Douglass confronts new world order
In conversation with Ticky Fullerton, business editor-at-large for “The Australian,” Magellan co-founder Hamish Douglass said that two major factors loom as catalysts for an “investment day of reckoning”: the potential for the emergence of vaccine-resistant Covid strains (a case strengthened by the delta variant, which has sent Douglass himself into lockdown with the rest of Sydney), and burgeoning inflation, which may or may not be transitory.
“If we truly get inflation, we could get a U-turn in monetary policy, particularly in the United States. If that were to happen in the next twelve months or so, all bets are off for these current high equity markets,” Douglass said. “Are we going to have a day of reckoning?.. I would say to people, this isn’t a time to get over-confident in believing one outcome or the other. I don’t think it’s knowable.”
The question of a major correction is academic for Magellan, Douglass says, because its portfolio, weighted heavily towards defensives, wouldn’t necessarily suffer in one. There are also equally compelling reasons to believe there won’t be one – primarily, the strengthening vaccine rollout and material recovery in global GDP (not that markets ever paid much attention to either of those factors). And while he issued another mea culpa for missing the red-hot recovery trade in the closing months of last year (“I could have weighted the portfolio somewhat more to some cyclical assets… hindsight is 20/20”) what concerns Douglass more is the long game; not what markets look like in the next six-to-12 months, but what they look like in three-to-five years.
“I think under most circumstances the portfolio is very well positioned; it’s in outstanding businesses that have a lot of structural growth, that we think are attractively priced,” Douglass said. “The hardest thing moving forward is if inflation really reared its head and we got a material increase in long-term rates, particularly in the United States.”
Despite Douglass’ confidence in the businesses that Magellan is invested in, he has taken some risk out of the Global Fund in the face of the possibility that substantially higher inflation – and therefore, a recessionary environment caused by the deliberate slowing of the economy – does arrive.

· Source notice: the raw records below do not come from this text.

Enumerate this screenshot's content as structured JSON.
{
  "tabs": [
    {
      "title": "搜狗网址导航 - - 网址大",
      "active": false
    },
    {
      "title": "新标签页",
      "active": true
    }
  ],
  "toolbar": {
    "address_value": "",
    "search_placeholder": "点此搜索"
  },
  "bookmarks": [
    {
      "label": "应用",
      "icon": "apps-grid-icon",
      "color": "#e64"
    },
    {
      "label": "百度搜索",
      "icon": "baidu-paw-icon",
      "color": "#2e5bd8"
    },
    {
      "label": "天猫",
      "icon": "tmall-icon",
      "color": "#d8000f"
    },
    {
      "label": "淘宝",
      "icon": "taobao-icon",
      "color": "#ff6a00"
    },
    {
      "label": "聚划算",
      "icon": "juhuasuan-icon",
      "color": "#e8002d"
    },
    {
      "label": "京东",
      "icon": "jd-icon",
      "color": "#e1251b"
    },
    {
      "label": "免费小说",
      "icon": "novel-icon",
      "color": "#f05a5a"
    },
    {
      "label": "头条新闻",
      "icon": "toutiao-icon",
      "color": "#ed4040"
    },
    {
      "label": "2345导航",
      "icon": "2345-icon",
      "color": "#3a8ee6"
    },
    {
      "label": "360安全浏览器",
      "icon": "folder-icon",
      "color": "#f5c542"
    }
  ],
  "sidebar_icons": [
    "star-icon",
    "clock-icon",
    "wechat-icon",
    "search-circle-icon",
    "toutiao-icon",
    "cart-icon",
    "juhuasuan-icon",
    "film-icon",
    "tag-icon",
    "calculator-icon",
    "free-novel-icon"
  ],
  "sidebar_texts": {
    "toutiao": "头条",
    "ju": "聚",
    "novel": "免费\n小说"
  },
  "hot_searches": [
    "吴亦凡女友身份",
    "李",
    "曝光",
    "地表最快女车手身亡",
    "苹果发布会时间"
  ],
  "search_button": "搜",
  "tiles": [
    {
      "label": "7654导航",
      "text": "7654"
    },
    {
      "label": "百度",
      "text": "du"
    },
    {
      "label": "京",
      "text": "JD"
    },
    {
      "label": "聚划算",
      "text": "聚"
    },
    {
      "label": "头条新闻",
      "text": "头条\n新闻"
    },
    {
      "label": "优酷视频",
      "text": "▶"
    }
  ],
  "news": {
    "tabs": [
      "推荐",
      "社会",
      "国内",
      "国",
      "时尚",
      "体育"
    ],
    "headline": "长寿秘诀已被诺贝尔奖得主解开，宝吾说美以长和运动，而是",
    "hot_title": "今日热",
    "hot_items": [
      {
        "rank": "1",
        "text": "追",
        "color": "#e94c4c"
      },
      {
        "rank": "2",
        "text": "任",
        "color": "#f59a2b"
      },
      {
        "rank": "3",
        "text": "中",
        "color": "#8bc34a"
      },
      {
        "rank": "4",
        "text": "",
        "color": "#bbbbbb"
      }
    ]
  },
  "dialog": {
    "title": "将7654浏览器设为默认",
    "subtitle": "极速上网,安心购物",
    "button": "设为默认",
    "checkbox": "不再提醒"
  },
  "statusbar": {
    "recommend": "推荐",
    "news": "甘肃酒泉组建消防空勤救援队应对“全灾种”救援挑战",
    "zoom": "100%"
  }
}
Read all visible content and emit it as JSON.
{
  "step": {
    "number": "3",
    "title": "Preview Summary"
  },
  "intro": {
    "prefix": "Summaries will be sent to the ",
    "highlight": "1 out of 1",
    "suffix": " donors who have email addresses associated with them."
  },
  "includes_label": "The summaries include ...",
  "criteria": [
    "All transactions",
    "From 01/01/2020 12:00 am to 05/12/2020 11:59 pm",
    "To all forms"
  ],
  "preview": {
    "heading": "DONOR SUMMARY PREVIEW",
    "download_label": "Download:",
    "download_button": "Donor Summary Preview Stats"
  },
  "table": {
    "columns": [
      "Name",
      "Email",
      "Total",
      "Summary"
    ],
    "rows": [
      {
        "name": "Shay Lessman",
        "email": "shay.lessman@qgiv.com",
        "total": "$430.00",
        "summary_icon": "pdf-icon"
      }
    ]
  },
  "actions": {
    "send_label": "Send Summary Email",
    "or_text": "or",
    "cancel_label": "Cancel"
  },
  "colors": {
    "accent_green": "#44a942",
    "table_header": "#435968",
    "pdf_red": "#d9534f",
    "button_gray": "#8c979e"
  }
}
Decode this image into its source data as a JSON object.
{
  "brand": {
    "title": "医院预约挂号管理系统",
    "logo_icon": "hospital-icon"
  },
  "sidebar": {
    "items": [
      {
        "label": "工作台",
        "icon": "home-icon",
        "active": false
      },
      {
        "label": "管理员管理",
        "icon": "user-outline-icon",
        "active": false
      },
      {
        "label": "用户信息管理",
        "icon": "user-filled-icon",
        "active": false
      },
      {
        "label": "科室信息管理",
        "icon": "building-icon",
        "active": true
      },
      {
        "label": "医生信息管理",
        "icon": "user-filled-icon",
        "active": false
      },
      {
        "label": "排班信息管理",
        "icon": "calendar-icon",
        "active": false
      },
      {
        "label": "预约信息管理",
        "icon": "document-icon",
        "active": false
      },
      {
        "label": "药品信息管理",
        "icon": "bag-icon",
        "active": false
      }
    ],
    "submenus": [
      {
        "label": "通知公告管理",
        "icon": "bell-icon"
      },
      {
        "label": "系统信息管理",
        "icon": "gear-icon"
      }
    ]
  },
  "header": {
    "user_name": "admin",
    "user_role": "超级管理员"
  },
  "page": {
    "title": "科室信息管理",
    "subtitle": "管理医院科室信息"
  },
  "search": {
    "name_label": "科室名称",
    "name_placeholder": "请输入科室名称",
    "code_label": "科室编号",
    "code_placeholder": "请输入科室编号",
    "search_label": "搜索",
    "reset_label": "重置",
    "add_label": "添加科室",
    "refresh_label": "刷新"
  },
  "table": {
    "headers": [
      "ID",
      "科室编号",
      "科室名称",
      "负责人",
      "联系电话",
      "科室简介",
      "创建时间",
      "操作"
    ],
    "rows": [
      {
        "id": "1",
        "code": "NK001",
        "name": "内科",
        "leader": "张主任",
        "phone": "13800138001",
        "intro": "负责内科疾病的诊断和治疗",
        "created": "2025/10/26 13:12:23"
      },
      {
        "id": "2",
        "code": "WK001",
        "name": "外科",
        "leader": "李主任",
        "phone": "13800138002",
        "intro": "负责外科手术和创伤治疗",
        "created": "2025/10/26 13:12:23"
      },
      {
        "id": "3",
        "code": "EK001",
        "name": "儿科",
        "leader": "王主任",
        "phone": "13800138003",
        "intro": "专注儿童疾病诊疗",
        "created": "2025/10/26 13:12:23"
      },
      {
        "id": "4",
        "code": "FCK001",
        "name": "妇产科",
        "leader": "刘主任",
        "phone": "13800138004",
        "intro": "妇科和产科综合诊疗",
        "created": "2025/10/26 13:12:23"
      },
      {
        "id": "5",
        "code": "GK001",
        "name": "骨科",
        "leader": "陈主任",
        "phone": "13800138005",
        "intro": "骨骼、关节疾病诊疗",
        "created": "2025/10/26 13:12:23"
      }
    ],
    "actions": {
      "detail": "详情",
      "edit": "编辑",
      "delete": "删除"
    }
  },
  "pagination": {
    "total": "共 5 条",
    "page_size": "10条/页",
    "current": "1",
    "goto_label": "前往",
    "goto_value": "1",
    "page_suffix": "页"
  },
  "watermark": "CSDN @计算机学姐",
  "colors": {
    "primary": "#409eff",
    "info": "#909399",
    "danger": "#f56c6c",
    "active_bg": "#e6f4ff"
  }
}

Magellan recently sold out of Estee Lauder (NYSE: EL) – a “fabulous business” – because it “couldn’t get there on (the impact of) higher interest rates on its valuation.”
“We’ve sold down some of our utilities holdings and bought businesses that we think are more inflation-proof because they act more like an inflation-linked bond where they can effectively grow their earnings with inflation,” Douglass said, adding that Magellan had bought more shares in multinational consumer goods business Procter and Gamble (NYSE: PG) because of its pricing power.
“If we really believed this risk was very high we could take further action. But we don’t want to take an extreme view on this. We think that there’s a moderate risk of this happening… but if you go too far on inflation protection here, say, by holding heaps of cash, and it turns out to be transitory and the world reopens, that could be very costly for investors.”
Something Douglass is dead certain of is that booming interest in Bitcoin represents one of “the greatest mass delusions in modern history” and that its price will inevitably crash to zero. That represents another threat to markets because of the “contagion effect” it could have on general investor confidence if Bitcoin – and other stocks that Douglass believes are overpriced, including Tesla (NASDAQ: TSLA) – lost most of their value.
“There are millions and millions of people participating, some of them have never invested before and the only bandwagon they’ve ever gotten on is the cryptocurrency bandwagon. There’s almost like a religion behind it,” Douglass said. “There will be many people who disagree, because people in a cult don’t like somebody pointing out that the emperor doesn’t have any clothes… When we look back in 20 years, it will be the case study for irrationality.”